The ACE Advanced Converter Enhancer ships with an S-Video cable, one S-Video to 2xRCA cable, two stereo audio cables, a power supply (with UK plug) and a 14-page manual that adequately covers all operations. The product looks like it was designed in the 80s, but appearances aren't what the Ace is all about; it is functionality that counts.
The Ace can take S-Video or composite video and stereo audio (unbalanced) in. It outputs S-Video, composite stereo unbalanced audio and, through a SCART connector, composite video and stereo audio plus RGB or YUV video.
The first test I ran was putting a very old poor quality VHS using the TBC in the Ace and then monitoring the results on a professional Sony monitor and waveform / vector scope. The results were outstanding. Then I tested to see if the Ace removed Macrovision, which it did. (GTH Note: We have a strict policy on this. See FAQs) These tests were all done on both PAL and NTSC sources. There are the usual controls: contrast (blacks), brightness (level) Saturation (colour) and balance. The balance control adjusts the colours in the picture without affecting the whites. A great function for correcting skin tones.

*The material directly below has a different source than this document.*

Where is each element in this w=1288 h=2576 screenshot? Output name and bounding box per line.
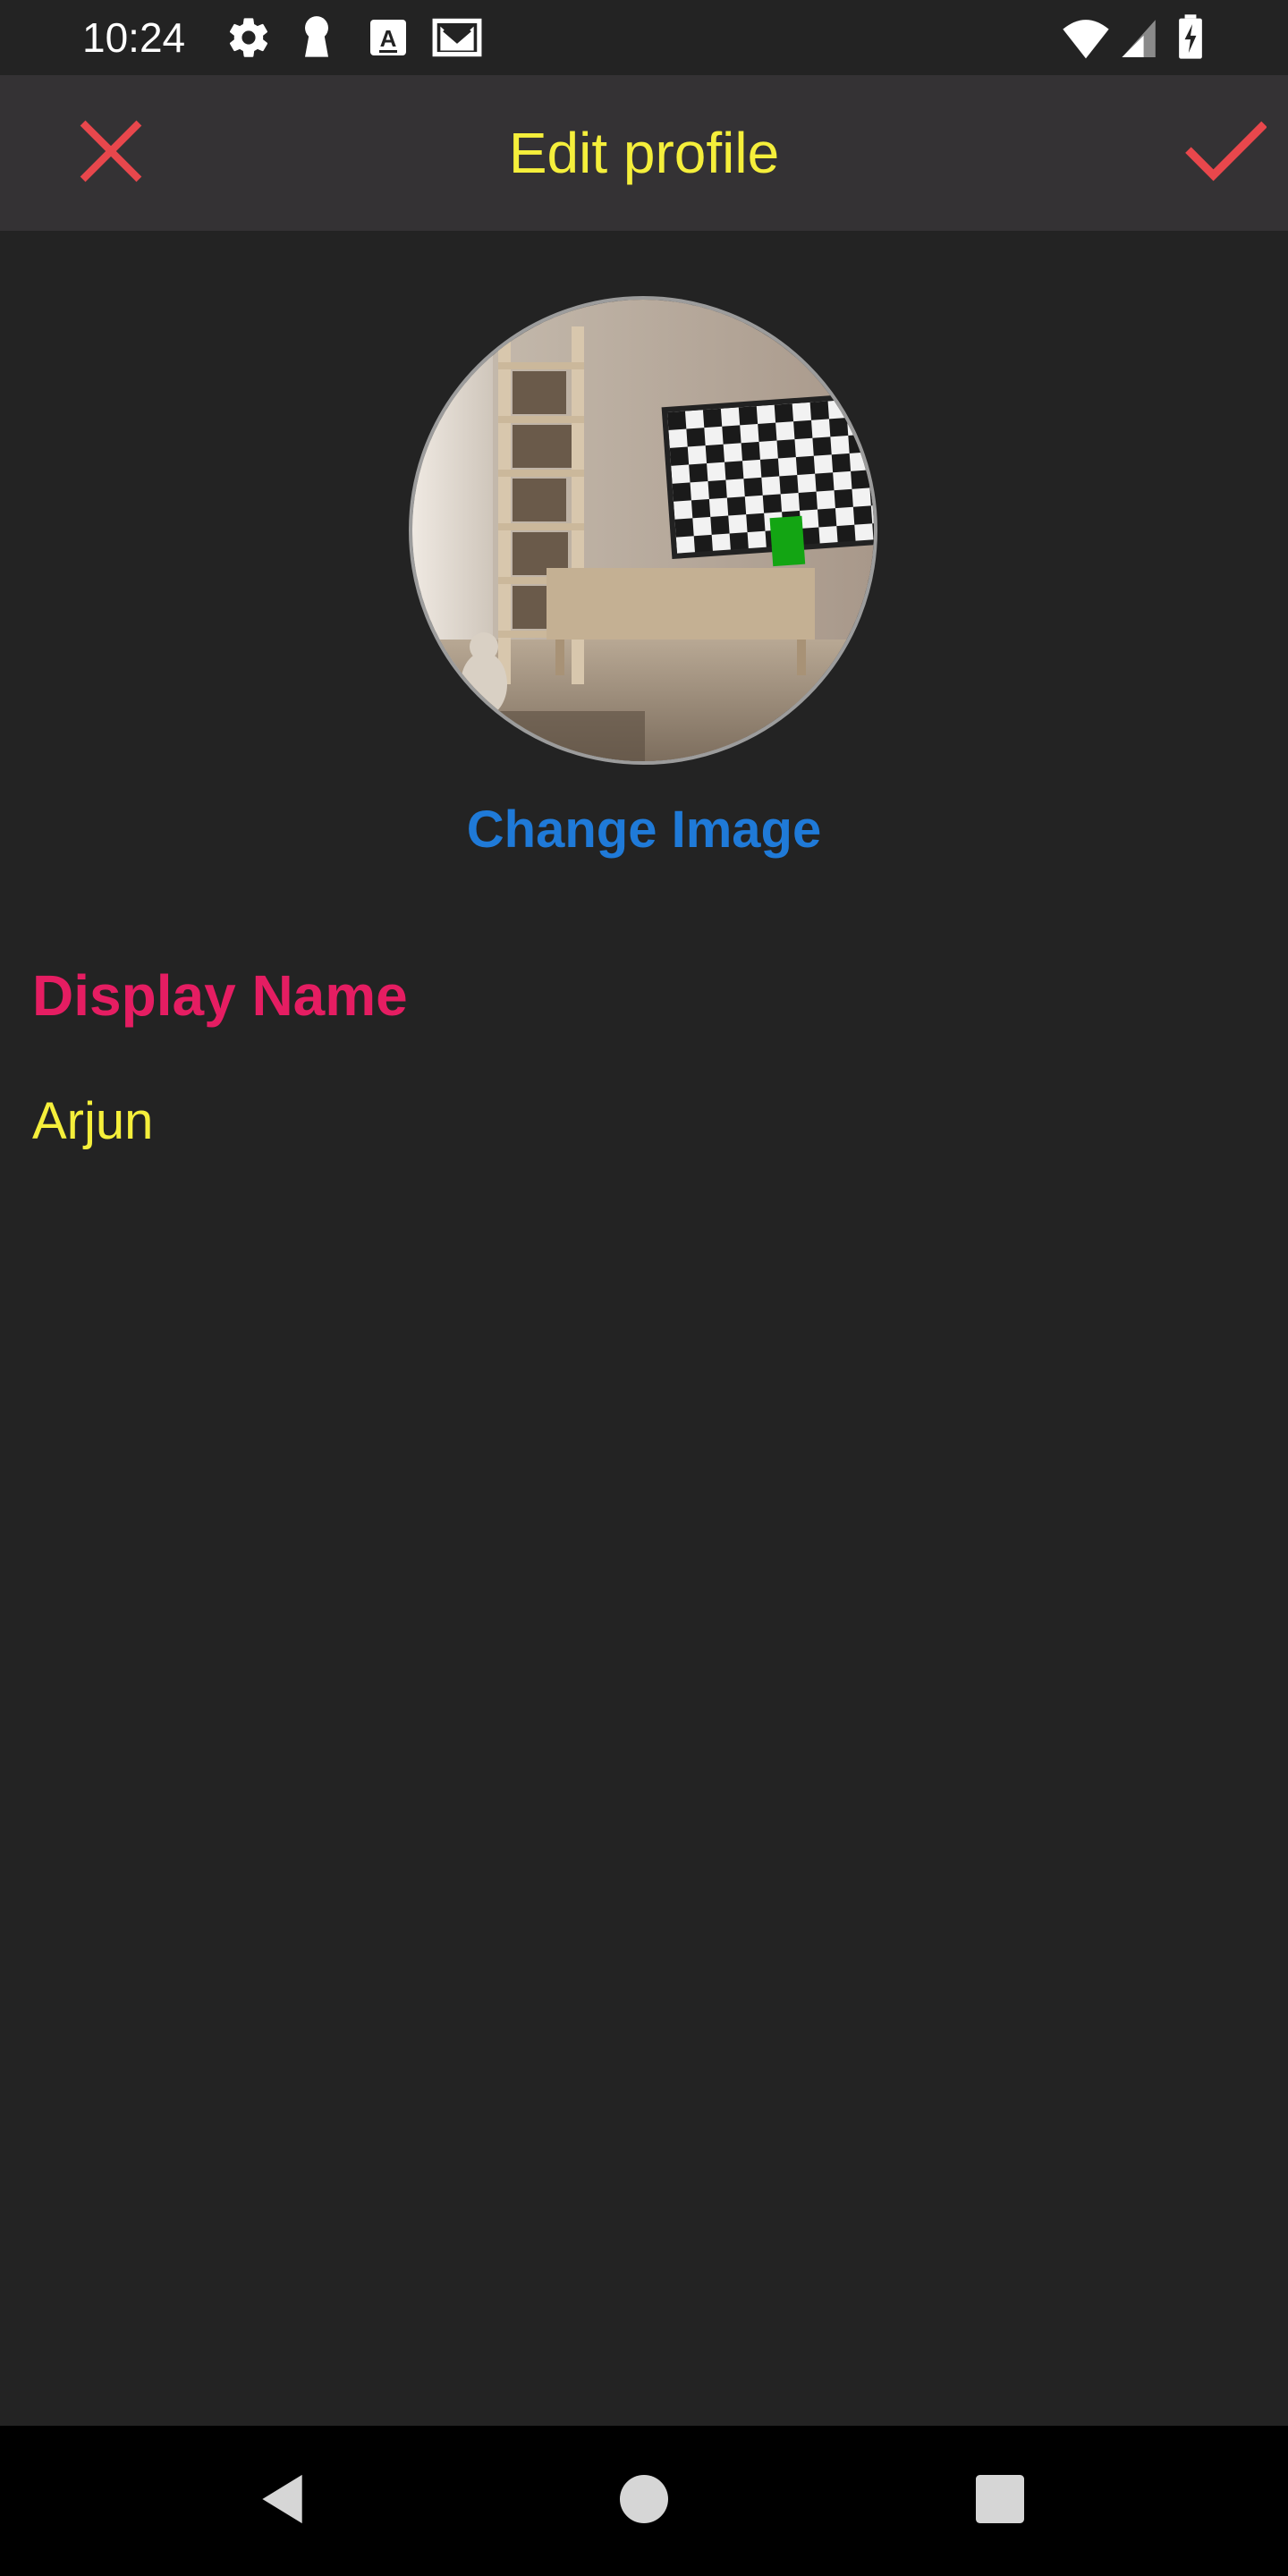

In my business I do a lot of standards conversion. This is broken into two categories: domestic and corporate/broadcast. For domestic jobs I use the Panasonic W1 while for corporate/broadcast work I outsource which adds a high cost. I did many side-by-side conversions with the Panasonic W1 and Ace. In every case NTSC to PAL, PAL to NTSC, PAL to Secam, NTSC to Secam. poor quality and high quality video, the Ace produced far better results. It is still a long way from the mega bucks broadcast converter but for the money it stands up very well.
Colour correction is done with three controls, one each for red, green and blue. You have two controls for colour timing. Shift for horizontal and colour shift for vertical. In addition there is an invert button that gives you the option to make the video into a negative, colour invert and video invert.
The inbuilt test pattern generator gives you broadcast standard colour bars, blue screen and red screen - the blue and red screens are very handy for checking the purity of your video monitors. All the test patterns can be output in all video formats (PAL, NTSC, Secam).
Video fade capabilities are very basic but it's all you need. There is a control to adjust the speed of the fade to black, which doubles up as the manual control.
The area marked special effects has two controls. The Sharpness control is self-explanatory while the Digitise option is like a paint effect that increases the more you turn it up.
The aspect ratio converter gets a bit more complicated to use. To activate it, when you turn the power on you have to hold the "output type" button at the same time. That changes the digitise controls to be the aspect control.
With other button combinations you get a raft of aspect ratios. It is a true aspect change, not just a crop. It even enables you to take a 16:9 or 14:9 letterbox picture and blow it up to fill a 4:3 screen.